In 2010, FoMoCo announced the closure of the Mercury brand, the last model (a Grand Marquis) rolled off the production line on January 4th 2011.
1968 Mercury Comet Design
Take any classic American muscle car from the late 60s and it will fit the same description; long, low and fat with a V8 mule upfront. The Comet fits that description perfectly. (Although there was an inline-6 offered as well).
First based on the Ford Falcon, moving on to the Fairlane and finally, the Maverick.
The ’68 Comet had all new bodywork but kept the signature quad headlamps. It was only available as a 2-door hardtop coupe.
1968 Mercury Comet Interior
Carpeting, faux wood, vinyl & cloth and bench seats. Despite the Mercury vehicles having a better interior than their Ford counterparts of the time, the interior is still pretty simple. However, don’t let that put you off; specialist companies can offer a host of modern technology that will fit in and look part of the original spec.
1968 Mercury Comet Specs
Length: 206.1” Wheelbase: 116” Width: 76” Curb Weight (dependent on spec and engine): 3,219 lbs
Built on the same chassis and using many parts from the Ford Torino and Fairlane.
1968 Mercury Comet Performance
The ’68 Mercury Comet came with a number of different engines:
250 ci (4.1 liter) inline six – 155 BHP, 289 ci (4.7 liter) V8 – 200 BHP, 301 ci (4.9 liter) V8 – 220 BHP, 351 ci (5.8 liter) V8 – 290 BHP and 428 ci (7.0 liter) V8 – 335 BHP.
Top speed was around 114 MPH for most of the V8’s, but let’s be honest, you’d have to be pretty brave to get near that; late 60’s suspension, braking and handling don’t exactly inspire confidence (and that’s assuming you can get decent rubber on those small 15” wheels).
Transmission was handled by a 4-speed manual or the Merc-O-Matic auto transmission.

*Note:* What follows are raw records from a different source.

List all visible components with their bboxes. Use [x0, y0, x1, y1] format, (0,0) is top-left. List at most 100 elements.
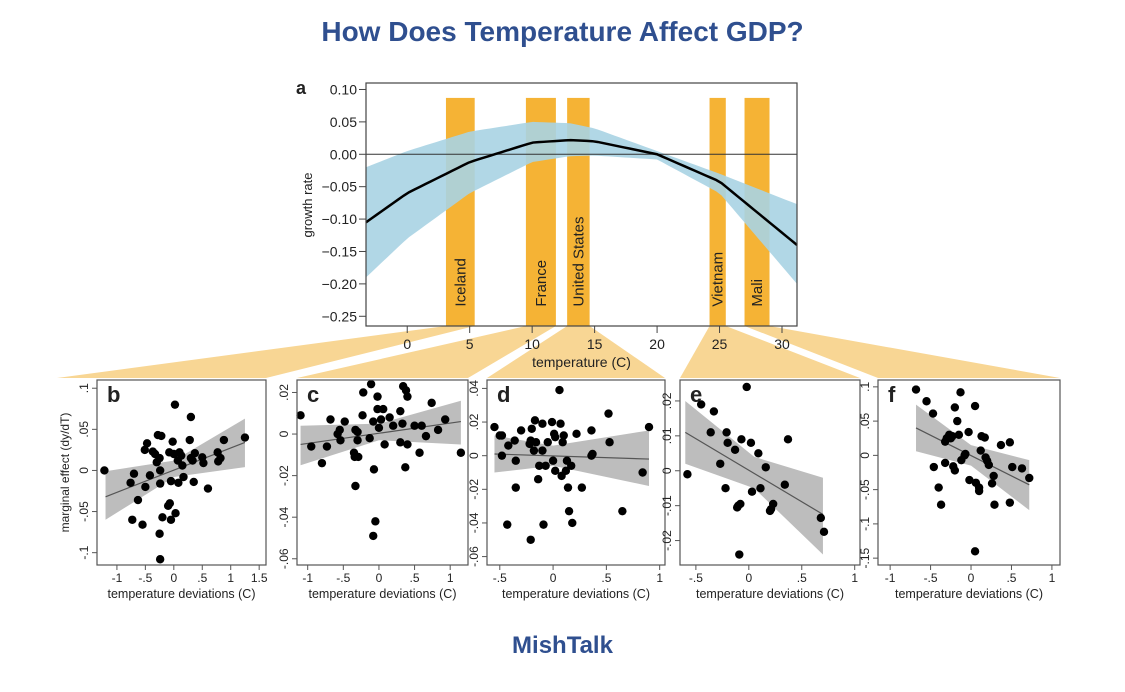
panel-frame — [679, 379, 861, 566]
panel-letter: d — [497, 382, 510, 407]
x-tick-label: -.5 — [924, 571, 938, 585]
data-point — [929, 462, 939, 472]
data-point — [1025, 473, 1034, 483]
x-tick-label: .5 — [1006, 571, 1016, 585]
data-point — [561, 466, 571, 476]
data-point — [373, 392, 382, 401]
y-tick-label: -.02 — [277, 465, 291, 486]
data-point — [365, 434, 374, 443]
country-label: United States — [570, 216, 587, 306]
data-point — [129, 469, 139, 478]
x-tick-label: -.5 — [336, 571, 350, 585]
data-point — [940, 458, 950, 468]
y-tick-label: .1 — [858, 382, 872, 392]
data-point — [551, 466, 560, 476]
data-point — [644, 422, 654, 432]
data-point — [353, 427, 362, 437]
x-axis-label: temperature (C) — [532, 354, 631, 370]
country-bar — [709, 97, 726, 327]
fit-line — [494, 453, 650, 460]
y-tick-label: 0.10 — [330, 81, 357, 97]
data-point — [133, 495, 143, 505]
y-tick-label: -.01 — [660, 495, 674, 516]
data-point — [396, 406, 405, 416]
x-axis-label: temperature deviations (C) — [696, 587, 844, 601]
y-tick-label: .02 — [467, 413, 481, 430]
data-point — [511, 456, 520, 465]
data-point — [535, 461, 544, 470]
data-point — [559, 431, 568, 440]
y-tick-label: .05 — [858, 412, 872, 429]
data-point — [953, 416, 962, 426]
data-point — [980, 433, 989, 442]
data-point — [511, 483, 520, 492]
data-point — [503, 520, 512, 529]
data-point — [732, 503, 742, 512]
funnel-united-states — [487, 326, 665, 378]
x-tick-label: .5 — [601, 571, 611, 585]
panel-background — [878, 380, 1060, 565]
data-point — [155, 479, 165, 488]
data-point — [568, 518, 577, 528]
y-tick-label: -.06 — [467, 546, 481, 567]
data-point — [322, 442, 332, 451]
data-point — [948, 431, 957, 441]
y-tick-label: .02 — [277, 384, 291, 401]
data-point — [170, 400, 180, 409]
data-point — [970, 547, 980, 556]
data-point — [819, 527, 829, 537]
data-point — [188, 456, 197, 465]
y-axis-label: marginal effect (dy/dT) — [58, 413, 72, 533]
data-point — [171, 509, 180, 518]
data-point — [723, 438, 732, 448]
data-point — [556, 419, 565, 428]
panel-frame — [486, 379, 666, 566]
data-point — [1005, 498, 1015, 507]
data-point — [510, 436, 519, 445]
x-tick-label: 10 — [524, 336, 540, 352]
data-point — [696, 400, 706, 409]
data-point — [516, 426, 526, 435]
data-point — [388, 421, 398, 430]
data-point — [558, 438, 567, 447]
x-tick-label: .5 — [797, 571, 807, 585]
x-tick-label: 25 — [712, 336, 728, 352]
x-axis-label: temperature deviations (C) — [108, 587, 256, 601]
data-point — [683, 470, 692, 479]
data-point — [961, 449, 970, 459]
y-tick-label: .1 — [77, 383, 91, 393]
data-point — [351, 481, 360, 491]
data-point — [996, 440, 1006, 450]
x-tick-label: -1 — [885, 571, 896, 585]
funnel-iceland — [57, 326, 475, 378]
data-point — [417, 421, 426, 430]
data-point — [970, 401, 980, 411]
y-tick-label: -.02 — [467, 479, 481, 500]
data-point — [441, 415, 450, 424]
data-point — [178, 461, 187, 470]
data-point — [737, 435, 746, 444]
x-tick-label: -.5 — [689, 571, 703, 585]
y-tick-label: -.1 — [858, 517, 872, 531]
data-point — [539, 520, 548, 529]
data-point — [203, 484, 213, 493]
data-point — [354, 452, 363, 462]
x-tick-label: 1.5 — [251, 571, 268, 585]
confidence-band — [366, 121, 797, 284]
data-point — [922, 397, 931, 406]
y-tick-label: -.06 — [277, 548, 291, 569]
data-point — [954, 430, 964, 440]
data-point — [427, 398, 436, 408]
data-point — [403, 392, 412, 401]
data-point — [530, 416, 540, 425]
data-point — [742, 382, 751, 392]
y-tick-label: 0.00 — [330, 146, 357, 162]
y-tick-label: 0 — [660, 467, 674, 474]
data-point — [369, 465, 379, 474]
data-point — [756, 484, 765, 493]
x-tick-label: 5 — [466, 336, 474, 352]
data-point — [421, 431, 431, 441]
x-tick-label: .5 — [197, 571, 207, 585]
funnel-vietnam — [680, 326, 860, 378]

1968 Mercury Comet Collectability and price
The Mercury Comet is a good-looking vehicle, there are still plenty of parts available, and specialist websites for parts and knowledge.
They may not fetch the sort of following (and therefore, price) of some of the better known muscle cars, but the prices are on the up.
Expect to pay between $25,000 and $30,000 for a concours example, a decent unrestored version will cost about $15,000.